(The Turkish Post) – TOLGA YAVAŞ
Türkiye demokrasiyi özümsemiş bir ülke değil. Vatandaşlar haklarını ve sorumluluklarını yeterince bilmiyor. Ülke nüfusunun önemli bir bölümü, demokratik ülkelerdeki refahın tam olarak farkında değil. Gurbetçilerin anlattığı kadar biliyorlar. Popülist siyasetçilerin aldatıcı beyanlarına inanıyorlar. Bu nedenle demokratik kurumların tam işlediği ülkelerdeki zenginlik ve özgürlük bilinmiyor.
AK Parti’nin 2007-2013 arasında ülkeye sağladığı görece iyileşme, birçok vatandaşta yanılsama oluşturdu. O görece iyileşme, yöneticilerin otoriterleşmeye başlamasının ardından tersine döndü.

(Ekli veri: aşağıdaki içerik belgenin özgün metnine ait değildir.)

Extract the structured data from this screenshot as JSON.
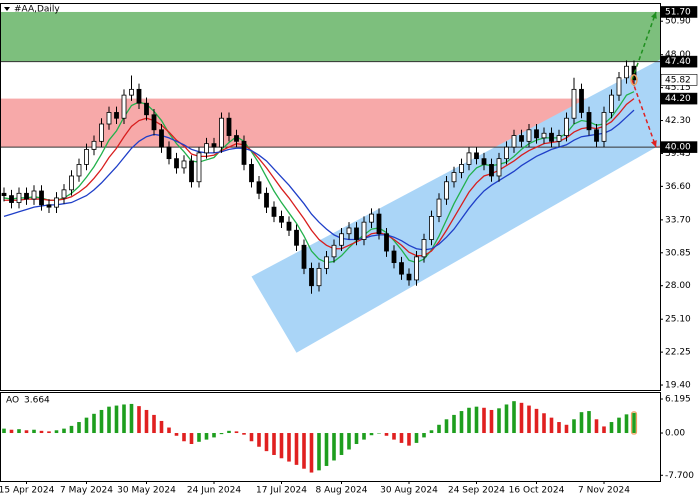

AK Parti ve yöneticilerinin otoriteleşmesi karşısında maalesef ne sivil toplum ne muhalefet durabildi. Muhalefet çoğu zaman kendi iç tartışmalarının ve yaşam tarzları üzerinden oluşturulan suni gündemlerin esiri oldu. İktidarın tuzağına düştü ve asıl konuşulması gerekenleri gündem edemedi.
Peki ülkedeki kötü gidişe itiraz edecek; halkı, çiftçiyi, esnafı örgütleyecek bir sivil toplum gerçekten var mı? Dernek sayılarından bahsetmiyorum. Zira hayvanları koruma derneği kurup, dernek lokalinde horoz dövüştürenlerin varlığı herkesin malumu. Onları da bir kenara bırakın.
Sivil toplumun zayıf olduğu ülkemizde haklarını kullanamayan, gücünün farkında olmayan, itiraz edemeyen, farklı düşünenleri yaftalayan, ötekini hain gören bir anlayış giderek yaygınlaşıyor.
Toplumsal muhalefete öncü olması beklenen esnaf odaları, çiftçi birlikleri, işçi sendikaları ne kadar etkin?
Maalesef halkın tarafında, vatandaşların çıkarlarını gözetmesi gereken bu kuruşların başkanları iktidarın yanında yer almayı tercih ediyor. Neden? Çünkü; koltuğu 20 yıldan fazla korumanın yolu iktidarı desteklemekten geçiyor.
‘BABANIZIN ŞİRKETİ OLSA 29 YIL KESİNTİSİZ YÖNETEMEZSİNİZ’
Demokrat Parti İzmir Milletvekili Salih Uzun, meclis toplantısında çok önemli bir konuyu dile getirdi. Uzun, bu tür kuruluşlarda yıllardır görev alan isimlere isyan etti. Öncelikli olarak TOBB Başkanı Rifat Hısarcıklıoğlu’nu ele alan Salih Uzun ardından ise Türk-İş Başkanı Ergün Atalay, Ziraat Odaları Birliği Başkanı Şemsi Bayraktar, Esnaf ve Sanatkarlar Odası Başkanı Bendevi Palandöken’i örnek gösterdi.
Salih Uzun, başkan yardımcılığıyla ve devam edecek 4 yıl göreviyle birlikte toplamda 29 yıldır Türkiye Odalar ve Borsalar Birliği Başkanı olacak olan Rifat Hisarcıklıoğlu için “Babanızdan bir şirket miras kalsa 29 yıl kesintisiz yönetemezsiniz” sözüyle toplumsal bir yaraya işaret etti.
Uzun’un “İktidarla iyi geçinerek koltuklarını koruyorlar” sözü, Türkiye’de sivil itirazın neden gelişmediğini çok iyi anlatıyor.
Şimdi yerel seçimlerde iktidara ders veren halkın, sivil toplumu kısırlaştıran bu anlayışı ve temsilcilerini emekli etmesi gerekiyor. Yerine de halkın gerçek sorunlarına duyarlı ve toplumsal muhalefete öncü olacak yeni kadroları işbaşına getirmeli. Bu yapılırsa yeni dönemde sivil itiraz güçlenir. Ki ülkenin en çok ihtiyaç duyduğu şeylerden biri de bu.